Un silencio sepulcral se apoderó del recinto. La gente no podía creer lo que acababa de escuchar. Los asesores detrás del escenario se tomaban la cabeza y gesticulaban. El candidato sintió que se liberaba de una mochila de veinte kilos. Miró de frente y siguió:
“Mi propuesta real es la libertad. Yo entré a la política para devolverle al individuo la libertad de desarrollar su plan de vida. Si soy presidente, el gobierno será muy pequeño, reduciré la burocracia estatal a la mitad y reduciré los bonos, subsidios y servicios públicos porque cobraré muy pocos impuestos. Prefiero que Ud. decida que hacer con su plata, en lugar de dármela a mi para que yo, o un ejército de burócratas, lo haga. No lucharé contra el contrabando porque la gente tendrá la libertad de comprar de donde y a quien quiera. Pero, claro, le haré la vida más fácil a nuestros productores para que puedan competir con los productos importados. No controlaré precios ni impondré cuotas de exportación. Dejaré que consumidores y productores decidan los precios ellos mismos a través de la competencia. Eliminaré las regulaciones laborales para que se reduzcan los costos de contratación y se incrementen las oportunidades de empleo formal.

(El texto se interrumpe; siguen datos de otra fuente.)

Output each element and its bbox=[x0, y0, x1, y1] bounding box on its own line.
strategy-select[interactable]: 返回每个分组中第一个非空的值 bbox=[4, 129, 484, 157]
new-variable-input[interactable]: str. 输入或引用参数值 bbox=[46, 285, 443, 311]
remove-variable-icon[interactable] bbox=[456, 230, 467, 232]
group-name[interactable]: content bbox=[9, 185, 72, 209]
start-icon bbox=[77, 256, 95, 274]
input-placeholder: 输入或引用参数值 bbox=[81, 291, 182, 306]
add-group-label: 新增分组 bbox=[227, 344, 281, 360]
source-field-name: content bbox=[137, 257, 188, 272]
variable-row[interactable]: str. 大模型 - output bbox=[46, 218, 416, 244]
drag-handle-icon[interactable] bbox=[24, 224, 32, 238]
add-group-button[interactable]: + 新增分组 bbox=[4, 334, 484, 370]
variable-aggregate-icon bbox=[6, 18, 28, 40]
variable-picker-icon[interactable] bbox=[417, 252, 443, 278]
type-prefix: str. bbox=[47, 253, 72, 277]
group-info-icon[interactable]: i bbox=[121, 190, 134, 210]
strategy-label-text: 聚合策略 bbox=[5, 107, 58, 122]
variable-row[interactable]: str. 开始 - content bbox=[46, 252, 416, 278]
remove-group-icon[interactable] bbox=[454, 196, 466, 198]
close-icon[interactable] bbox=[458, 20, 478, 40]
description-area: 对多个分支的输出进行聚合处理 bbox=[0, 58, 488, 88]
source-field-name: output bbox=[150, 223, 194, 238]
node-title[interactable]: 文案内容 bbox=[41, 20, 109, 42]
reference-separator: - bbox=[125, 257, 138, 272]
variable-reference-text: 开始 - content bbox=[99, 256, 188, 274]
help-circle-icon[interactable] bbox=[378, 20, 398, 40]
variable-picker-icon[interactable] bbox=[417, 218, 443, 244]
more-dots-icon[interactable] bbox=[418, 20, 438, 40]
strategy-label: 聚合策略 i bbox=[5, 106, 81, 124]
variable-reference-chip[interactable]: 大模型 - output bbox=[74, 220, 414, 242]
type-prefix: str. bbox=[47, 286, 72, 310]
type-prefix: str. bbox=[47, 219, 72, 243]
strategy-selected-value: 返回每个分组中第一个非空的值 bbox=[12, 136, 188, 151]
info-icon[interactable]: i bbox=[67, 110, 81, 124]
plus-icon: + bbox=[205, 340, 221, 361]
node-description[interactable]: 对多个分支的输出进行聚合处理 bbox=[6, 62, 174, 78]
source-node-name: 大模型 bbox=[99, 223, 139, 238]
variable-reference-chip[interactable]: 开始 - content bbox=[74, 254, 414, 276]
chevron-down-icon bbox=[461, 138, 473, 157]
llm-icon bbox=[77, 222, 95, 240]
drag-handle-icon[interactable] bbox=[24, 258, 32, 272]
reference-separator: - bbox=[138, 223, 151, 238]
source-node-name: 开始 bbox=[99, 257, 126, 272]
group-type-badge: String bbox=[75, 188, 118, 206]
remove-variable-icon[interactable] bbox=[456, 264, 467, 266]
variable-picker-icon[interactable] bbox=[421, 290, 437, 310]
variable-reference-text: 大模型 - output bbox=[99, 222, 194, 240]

Mi prioridad será la seguridad jurídica y el respeto a la propiedad privada. Y no, no combatiré la desigualdad, combatiré la pobreza. La economía no es una torta de tamaño fijo y los exitosos que se hacen ricos la hacen más grande beneficiándonos a todos. Si quieren un país en que el Estado tenga solo un rol secundario, entonces sí, voten por mi. Si quieren, en cambio, un Estado que tome la mayoría de las decisiones, entonces no lo hagan. Muchas gracias.”
El despertador sonó con furia. El candidato se despertó desorientado y sudando. Vio a su esposa durmiendo y le costó un segundo entender que aun estaba en su casa. Hoy era el cierre de campaña y debía dar el discurso más importante de su vida.